Red Cross: French staffer kidnapped in Chad in November has been freed

By AP
Saturday, February 6, 2010

Red Cross staffer freed after months in Chad

PARIS — A French agronomist who was kidnapped in Chad in November was freed Saturday in Sudan after 89 days in captivity, International Committee of the Red Cross reported.

The organization said employee Laurent Maurice “is tired but appears to be in good health.” The agronomist was kidnapped Nov. 9 by armed men while working in the village of Kawa near Chad’s eastern border with Sudan. He had been in the African nation for 10 months before being abducted, the statement said.

Spokeswoman Carla Haddad says 37-year-old Maurice was freed Saturday in al-Geneina, in Sudan’s western Darfur region.

She said the organization had not paid any ransom and expressed her thanks to “the Sudanese authorities among all other parties who helped secure this release.”

Haddad declined to provide further details on his release, saying it could jeopardize attempts to secure the freedom of another French staff member, Gauthier Lefevre.

Lefevre was taken hostage in western Darfur Oct. 22 by an unidentified group. Haddad declined to say whether both had been held together or even whether they had the same captors.

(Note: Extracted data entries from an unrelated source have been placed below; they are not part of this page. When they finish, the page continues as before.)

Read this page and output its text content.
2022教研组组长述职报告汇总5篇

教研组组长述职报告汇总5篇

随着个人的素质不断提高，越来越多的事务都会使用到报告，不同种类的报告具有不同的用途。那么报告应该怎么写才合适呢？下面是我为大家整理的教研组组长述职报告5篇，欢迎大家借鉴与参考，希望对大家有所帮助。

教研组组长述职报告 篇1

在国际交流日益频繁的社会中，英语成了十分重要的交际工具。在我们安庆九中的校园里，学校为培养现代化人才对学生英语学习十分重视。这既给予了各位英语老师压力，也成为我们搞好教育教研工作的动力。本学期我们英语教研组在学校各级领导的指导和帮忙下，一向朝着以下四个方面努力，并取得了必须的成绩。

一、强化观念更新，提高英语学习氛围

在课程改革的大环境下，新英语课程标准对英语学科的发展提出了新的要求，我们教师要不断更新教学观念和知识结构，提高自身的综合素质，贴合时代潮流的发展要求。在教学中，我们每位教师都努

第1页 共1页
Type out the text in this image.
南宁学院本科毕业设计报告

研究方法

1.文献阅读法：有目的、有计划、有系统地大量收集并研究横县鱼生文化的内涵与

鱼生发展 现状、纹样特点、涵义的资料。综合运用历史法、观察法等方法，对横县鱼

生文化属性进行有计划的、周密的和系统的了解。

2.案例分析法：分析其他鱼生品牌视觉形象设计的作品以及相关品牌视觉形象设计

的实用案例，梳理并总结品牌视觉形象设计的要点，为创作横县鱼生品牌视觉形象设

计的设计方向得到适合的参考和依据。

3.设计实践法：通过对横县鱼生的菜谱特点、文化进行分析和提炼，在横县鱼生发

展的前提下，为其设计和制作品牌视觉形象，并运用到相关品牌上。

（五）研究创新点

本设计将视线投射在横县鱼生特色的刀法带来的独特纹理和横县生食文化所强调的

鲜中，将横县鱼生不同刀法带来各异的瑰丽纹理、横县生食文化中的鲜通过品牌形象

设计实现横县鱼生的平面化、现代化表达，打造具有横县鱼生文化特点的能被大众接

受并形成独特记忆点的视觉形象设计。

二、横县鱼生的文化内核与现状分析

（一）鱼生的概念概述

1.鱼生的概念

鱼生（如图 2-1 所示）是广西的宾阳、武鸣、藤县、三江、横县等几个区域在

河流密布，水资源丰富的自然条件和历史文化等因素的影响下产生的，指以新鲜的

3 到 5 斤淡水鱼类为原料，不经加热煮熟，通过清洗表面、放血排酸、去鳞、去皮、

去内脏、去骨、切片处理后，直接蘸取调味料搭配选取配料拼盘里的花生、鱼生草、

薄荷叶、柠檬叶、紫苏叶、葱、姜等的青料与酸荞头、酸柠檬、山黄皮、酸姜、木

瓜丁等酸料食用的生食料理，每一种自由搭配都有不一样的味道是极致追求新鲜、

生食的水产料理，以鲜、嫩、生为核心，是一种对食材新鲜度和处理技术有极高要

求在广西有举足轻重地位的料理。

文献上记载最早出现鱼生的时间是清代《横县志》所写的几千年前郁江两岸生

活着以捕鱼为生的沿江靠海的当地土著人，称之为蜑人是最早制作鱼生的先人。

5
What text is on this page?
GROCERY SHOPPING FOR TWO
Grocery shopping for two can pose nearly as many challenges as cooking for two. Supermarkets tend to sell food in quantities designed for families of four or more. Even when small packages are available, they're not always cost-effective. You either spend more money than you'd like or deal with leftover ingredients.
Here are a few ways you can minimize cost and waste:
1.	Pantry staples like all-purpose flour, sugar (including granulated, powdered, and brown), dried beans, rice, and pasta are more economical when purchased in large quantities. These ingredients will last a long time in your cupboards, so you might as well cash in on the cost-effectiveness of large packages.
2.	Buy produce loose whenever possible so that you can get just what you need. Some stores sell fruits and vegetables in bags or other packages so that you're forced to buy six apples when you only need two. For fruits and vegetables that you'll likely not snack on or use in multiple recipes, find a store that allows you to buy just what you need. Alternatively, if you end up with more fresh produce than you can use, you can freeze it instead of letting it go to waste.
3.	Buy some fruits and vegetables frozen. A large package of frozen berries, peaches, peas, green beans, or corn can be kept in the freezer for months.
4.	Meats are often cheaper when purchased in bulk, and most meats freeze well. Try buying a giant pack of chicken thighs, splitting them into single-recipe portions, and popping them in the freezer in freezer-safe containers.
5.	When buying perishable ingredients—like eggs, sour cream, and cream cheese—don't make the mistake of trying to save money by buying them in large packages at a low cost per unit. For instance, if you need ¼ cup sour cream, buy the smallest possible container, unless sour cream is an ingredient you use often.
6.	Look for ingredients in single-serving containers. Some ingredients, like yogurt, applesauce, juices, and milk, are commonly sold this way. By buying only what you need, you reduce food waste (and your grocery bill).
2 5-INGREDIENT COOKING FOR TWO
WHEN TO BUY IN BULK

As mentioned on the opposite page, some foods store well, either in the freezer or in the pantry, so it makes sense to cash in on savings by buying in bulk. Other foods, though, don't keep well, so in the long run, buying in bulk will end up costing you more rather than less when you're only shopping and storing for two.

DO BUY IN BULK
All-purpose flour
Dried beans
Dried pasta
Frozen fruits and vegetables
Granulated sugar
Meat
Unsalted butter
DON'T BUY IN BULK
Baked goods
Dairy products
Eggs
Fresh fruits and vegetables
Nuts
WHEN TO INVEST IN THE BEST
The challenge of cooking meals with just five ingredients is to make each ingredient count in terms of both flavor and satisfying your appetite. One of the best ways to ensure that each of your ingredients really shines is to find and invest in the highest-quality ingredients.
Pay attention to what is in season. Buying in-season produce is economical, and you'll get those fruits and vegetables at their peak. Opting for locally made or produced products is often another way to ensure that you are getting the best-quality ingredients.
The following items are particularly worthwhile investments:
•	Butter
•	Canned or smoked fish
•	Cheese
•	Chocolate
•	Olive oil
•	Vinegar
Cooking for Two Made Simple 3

She added that Maurice is on his way to the Sudanese capital of Khartoum.

French Foreign Minister Bernard Kouchner thanked “all those who were tirelessly mobilized” to win Maurice’s freedom and said he hoped Lefevre would have a similar “happy ending.”

“Taking humanitarian aid organizations and their workers, to whom I pay homage, is unacceptable,” Kouchner said in a separate statement.